The digestive system
Why digestion?
Food molecules (starch, protein, fat) are too large and insoluble to be absorbed across the gut wall. Digestion breaks them down into small soluble molecules using enzymes.
Path of food
- Mouth — teeth chew, saliva (containing amylase) starts starch breakdown.
- Oesophagus — peristalsis pushes food to the stomach.
- Stomach — protease (pepsin) digests protein in acidic conditions (HCl, pH ~2).
- Small intestine (duodenum then ileum) — pancreatic juice and bile mix in; final digestion + absorption.
- Large intestine — water absorbed.
- Rectum / anus — faeces stored, egested.

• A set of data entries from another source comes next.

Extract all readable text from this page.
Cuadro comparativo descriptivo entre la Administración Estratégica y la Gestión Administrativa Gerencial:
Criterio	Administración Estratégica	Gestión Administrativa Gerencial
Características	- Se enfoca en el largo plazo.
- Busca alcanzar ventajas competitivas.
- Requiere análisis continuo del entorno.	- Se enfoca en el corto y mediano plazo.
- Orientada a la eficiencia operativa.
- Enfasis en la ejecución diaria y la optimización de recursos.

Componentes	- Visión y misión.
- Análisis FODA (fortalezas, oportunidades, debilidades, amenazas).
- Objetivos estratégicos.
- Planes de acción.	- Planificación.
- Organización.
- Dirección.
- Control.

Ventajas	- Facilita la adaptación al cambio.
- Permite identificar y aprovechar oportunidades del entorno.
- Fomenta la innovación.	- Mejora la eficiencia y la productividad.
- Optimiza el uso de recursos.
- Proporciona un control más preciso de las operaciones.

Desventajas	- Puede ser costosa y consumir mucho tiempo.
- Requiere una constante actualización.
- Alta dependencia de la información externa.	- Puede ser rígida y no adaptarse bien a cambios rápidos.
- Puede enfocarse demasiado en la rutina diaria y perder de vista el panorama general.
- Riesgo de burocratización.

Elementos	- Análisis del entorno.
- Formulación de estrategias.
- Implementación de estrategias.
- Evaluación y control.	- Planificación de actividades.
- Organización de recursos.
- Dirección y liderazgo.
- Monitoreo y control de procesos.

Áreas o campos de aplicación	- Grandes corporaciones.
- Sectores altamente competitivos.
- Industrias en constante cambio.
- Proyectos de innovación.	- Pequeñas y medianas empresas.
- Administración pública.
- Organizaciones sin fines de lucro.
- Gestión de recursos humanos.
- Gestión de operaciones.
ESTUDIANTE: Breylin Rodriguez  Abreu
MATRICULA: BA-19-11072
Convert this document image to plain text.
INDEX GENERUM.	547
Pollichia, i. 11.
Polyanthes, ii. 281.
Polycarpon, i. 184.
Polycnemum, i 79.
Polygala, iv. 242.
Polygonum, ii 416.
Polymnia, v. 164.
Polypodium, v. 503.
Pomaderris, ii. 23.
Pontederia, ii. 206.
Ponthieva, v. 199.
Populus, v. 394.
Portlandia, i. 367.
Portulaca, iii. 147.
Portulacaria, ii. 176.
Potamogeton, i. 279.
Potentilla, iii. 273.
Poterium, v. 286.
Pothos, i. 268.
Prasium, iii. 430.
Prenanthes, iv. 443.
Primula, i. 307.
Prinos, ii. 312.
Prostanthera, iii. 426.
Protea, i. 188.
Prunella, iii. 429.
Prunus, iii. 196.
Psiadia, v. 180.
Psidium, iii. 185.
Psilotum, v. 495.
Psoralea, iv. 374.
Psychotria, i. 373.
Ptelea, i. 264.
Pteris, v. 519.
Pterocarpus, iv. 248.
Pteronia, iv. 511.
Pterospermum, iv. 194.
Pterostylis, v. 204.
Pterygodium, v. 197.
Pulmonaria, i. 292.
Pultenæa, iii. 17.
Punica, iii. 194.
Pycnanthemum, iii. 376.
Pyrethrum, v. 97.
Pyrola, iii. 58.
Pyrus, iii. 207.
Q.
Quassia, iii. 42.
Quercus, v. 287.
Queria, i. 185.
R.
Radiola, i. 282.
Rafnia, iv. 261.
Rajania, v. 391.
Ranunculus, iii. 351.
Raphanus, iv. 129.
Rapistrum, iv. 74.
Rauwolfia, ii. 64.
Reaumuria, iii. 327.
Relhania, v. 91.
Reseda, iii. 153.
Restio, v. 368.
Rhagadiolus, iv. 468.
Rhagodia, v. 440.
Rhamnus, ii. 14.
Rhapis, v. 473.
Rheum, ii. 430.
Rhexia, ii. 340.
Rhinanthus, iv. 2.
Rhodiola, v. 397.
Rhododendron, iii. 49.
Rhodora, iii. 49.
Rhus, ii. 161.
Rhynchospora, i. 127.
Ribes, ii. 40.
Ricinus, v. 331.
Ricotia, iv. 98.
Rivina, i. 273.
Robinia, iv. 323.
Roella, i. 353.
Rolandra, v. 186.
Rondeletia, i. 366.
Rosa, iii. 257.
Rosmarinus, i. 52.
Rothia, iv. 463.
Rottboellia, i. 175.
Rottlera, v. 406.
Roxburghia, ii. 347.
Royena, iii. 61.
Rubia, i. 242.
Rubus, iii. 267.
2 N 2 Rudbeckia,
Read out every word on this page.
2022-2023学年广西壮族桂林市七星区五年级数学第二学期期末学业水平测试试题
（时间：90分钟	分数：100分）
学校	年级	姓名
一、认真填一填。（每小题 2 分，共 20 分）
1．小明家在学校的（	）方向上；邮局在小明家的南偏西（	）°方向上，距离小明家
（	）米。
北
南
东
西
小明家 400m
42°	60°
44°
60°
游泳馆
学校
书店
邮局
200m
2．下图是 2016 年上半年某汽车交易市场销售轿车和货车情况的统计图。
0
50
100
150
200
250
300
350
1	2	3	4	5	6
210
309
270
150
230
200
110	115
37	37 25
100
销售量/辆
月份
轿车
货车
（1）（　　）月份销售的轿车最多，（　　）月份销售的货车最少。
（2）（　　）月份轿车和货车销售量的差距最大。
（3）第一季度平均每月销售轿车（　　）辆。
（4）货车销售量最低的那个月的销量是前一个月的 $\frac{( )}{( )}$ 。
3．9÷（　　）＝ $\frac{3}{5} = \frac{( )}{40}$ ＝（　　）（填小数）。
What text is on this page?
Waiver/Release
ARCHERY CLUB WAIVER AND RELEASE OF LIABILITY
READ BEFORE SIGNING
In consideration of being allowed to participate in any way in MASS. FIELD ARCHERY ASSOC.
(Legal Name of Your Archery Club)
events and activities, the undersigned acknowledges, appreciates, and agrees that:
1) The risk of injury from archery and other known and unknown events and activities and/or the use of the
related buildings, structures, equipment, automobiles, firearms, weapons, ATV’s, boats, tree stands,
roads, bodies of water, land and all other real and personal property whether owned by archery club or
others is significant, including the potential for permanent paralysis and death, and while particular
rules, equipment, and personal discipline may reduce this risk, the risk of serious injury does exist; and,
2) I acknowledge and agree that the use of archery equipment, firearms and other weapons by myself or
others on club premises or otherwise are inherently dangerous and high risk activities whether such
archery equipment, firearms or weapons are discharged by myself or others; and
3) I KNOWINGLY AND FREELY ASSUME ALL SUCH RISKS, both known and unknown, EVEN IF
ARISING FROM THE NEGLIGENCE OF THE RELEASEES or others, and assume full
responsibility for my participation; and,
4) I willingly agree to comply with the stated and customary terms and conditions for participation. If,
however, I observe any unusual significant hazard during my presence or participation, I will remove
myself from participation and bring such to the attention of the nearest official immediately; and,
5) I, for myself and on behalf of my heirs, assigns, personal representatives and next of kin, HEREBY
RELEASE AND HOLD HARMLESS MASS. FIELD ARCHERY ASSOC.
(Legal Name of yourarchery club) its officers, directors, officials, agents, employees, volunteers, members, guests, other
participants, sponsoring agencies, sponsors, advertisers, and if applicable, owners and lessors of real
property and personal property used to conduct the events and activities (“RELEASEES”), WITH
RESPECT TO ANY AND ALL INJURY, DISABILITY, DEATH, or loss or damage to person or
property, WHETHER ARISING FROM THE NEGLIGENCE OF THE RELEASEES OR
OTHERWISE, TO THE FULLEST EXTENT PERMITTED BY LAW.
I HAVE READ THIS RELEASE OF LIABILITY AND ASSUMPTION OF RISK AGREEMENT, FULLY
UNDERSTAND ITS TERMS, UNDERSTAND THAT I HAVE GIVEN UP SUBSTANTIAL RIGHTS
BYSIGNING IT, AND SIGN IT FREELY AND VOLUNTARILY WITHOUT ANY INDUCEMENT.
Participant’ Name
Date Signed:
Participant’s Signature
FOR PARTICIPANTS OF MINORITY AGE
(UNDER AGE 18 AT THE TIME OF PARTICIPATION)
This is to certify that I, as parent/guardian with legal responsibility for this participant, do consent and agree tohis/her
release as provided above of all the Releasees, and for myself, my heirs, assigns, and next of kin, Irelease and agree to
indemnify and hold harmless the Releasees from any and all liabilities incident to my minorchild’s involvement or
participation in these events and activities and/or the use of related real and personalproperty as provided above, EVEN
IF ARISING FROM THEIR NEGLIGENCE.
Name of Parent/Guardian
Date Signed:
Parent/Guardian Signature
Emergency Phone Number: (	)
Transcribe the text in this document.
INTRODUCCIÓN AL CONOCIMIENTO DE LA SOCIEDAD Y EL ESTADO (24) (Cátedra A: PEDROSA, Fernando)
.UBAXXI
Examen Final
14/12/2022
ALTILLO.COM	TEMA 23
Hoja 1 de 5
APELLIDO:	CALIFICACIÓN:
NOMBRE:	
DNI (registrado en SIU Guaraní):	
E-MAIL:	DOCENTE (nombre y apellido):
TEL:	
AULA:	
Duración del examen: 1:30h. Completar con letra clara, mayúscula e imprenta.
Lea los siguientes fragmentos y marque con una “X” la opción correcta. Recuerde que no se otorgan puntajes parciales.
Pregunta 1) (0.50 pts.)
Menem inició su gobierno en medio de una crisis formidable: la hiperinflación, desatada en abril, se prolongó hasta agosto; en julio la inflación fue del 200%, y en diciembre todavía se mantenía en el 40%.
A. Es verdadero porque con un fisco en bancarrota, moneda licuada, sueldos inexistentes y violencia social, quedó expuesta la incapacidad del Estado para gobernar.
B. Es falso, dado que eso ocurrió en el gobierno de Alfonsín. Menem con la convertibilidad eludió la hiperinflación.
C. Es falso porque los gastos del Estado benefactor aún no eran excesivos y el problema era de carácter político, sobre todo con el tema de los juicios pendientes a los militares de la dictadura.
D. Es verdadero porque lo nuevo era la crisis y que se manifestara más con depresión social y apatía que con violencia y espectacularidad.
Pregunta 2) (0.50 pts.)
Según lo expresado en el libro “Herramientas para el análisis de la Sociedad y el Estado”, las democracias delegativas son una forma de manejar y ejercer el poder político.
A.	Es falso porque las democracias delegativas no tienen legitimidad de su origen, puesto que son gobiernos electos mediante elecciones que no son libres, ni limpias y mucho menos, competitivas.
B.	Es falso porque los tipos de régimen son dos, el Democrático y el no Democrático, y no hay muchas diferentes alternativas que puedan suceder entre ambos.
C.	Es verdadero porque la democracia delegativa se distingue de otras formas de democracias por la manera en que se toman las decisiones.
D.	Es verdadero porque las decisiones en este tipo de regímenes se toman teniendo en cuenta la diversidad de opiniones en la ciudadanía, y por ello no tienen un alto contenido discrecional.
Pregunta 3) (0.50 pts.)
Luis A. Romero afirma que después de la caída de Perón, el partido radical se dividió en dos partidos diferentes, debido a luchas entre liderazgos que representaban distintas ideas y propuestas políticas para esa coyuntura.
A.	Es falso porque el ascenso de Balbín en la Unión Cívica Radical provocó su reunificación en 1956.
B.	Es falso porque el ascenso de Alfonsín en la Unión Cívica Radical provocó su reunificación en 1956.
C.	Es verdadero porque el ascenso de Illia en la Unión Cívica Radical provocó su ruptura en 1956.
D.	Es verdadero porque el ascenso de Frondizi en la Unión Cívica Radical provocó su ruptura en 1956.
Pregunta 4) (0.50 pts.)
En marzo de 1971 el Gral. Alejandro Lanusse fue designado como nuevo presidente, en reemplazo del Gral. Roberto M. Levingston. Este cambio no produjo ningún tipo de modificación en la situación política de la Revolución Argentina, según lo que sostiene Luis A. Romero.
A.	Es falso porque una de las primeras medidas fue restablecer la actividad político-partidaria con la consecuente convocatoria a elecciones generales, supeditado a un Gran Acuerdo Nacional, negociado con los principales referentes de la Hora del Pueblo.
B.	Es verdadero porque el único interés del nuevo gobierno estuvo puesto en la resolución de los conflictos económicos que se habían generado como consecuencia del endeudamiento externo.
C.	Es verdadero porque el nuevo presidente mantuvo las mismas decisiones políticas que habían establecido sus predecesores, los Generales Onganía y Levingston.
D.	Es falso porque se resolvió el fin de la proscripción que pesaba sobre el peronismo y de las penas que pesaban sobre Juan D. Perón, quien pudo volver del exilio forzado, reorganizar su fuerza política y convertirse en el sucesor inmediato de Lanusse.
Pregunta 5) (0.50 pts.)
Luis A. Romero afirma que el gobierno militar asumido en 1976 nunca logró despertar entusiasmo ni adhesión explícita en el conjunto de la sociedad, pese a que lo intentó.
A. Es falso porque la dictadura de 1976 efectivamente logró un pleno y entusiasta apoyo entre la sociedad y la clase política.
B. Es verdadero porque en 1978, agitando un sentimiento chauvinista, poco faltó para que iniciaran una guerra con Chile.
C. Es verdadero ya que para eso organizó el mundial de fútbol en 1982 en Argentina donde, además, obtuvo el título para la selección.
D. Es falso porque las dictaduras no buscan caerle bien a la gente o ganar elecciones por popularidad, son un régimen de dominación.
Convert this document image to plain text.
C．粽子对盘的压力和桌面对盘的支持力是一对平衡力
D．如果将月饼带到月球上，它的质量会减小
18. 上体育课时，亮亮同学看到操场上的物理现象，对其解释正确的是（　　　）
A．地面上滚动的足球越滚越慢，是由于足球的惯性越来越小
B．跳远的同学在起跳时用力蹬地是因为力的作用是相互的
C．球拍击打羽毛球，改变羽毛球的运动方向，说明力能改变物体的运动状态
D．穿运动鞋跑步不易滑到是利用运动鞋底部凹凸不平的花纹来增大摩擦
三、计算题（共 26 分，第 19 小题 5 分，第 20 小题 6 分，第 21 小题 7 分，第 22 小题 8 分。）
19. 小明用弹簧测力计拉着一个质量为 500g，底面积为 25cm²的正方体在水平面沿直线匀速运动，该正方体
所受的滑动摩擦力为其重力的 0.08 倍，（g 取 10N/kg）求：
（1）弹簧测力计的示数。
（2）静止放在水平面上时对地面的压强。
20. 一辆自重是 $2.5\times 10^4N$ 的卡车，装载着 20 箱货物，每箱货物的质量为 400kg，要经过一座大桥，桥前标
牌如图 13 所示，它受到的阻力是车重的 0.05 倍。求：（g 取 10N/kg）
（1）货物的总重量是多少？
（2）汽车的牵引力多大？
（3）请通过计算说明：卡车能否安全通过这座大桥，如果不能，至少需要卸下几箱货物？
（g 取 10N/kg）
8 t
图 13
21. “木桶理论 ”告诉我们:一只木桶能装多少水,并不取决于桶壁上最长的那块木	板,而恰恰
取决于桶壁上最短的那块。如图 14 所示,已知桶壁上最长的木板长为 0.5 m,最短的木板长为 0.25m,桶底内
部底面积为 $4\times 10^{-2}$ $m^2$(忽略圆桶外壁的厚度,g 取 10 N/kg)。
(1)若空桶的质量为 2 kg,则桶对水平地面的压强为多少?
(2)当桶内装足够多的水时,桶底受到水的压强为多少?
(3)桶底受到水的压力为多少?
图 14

Three key digestive enzymes
| Enzyme | Substrate | Product | Made in |
|---|---|---|---|
| Amylase (carbohydrase) | Starch | Maltose / sugars | Salivary glands, pancreas |
| Protease | Protein | Amino acids | Stomach, pancreas |
| Lipase | Lipids (fats) | Fatty acids + glycerol | Pancreas |
Each enzyme has an optimum pH. Pepsin in the stomach works at pH 2; pancreatic enzymes work at slight alkaline pH (~8) in the duodenum.
Bile
Bile is made in the liver, stored in the gall bladder, released into the duodenum.
Two roles:
- Emulsifies fats — large fat droplets are broken into many smaller droplets, increasing surface area for lipase to act on. This SPEEDS UP fat digestion but is not itself a chemical digestion.
- Neutralises stomach acid — bile is alkaline; raises pH so pancreatic enzymes can work.
Absorption
In the small intestine, the lining is folded into villi (and microvilli on each cell). Adaptations:
- Large surface area
- Thin (one-cell-thick) wall — short diffusion distance
- Rich blood supply removing absorbed molecules, maintaining concentration gradient
WJEC exam tip
When asked about bile, always mention BOTH its functions (emulsification and pH neutralisation). Examiners flag candidates who only state emulsification.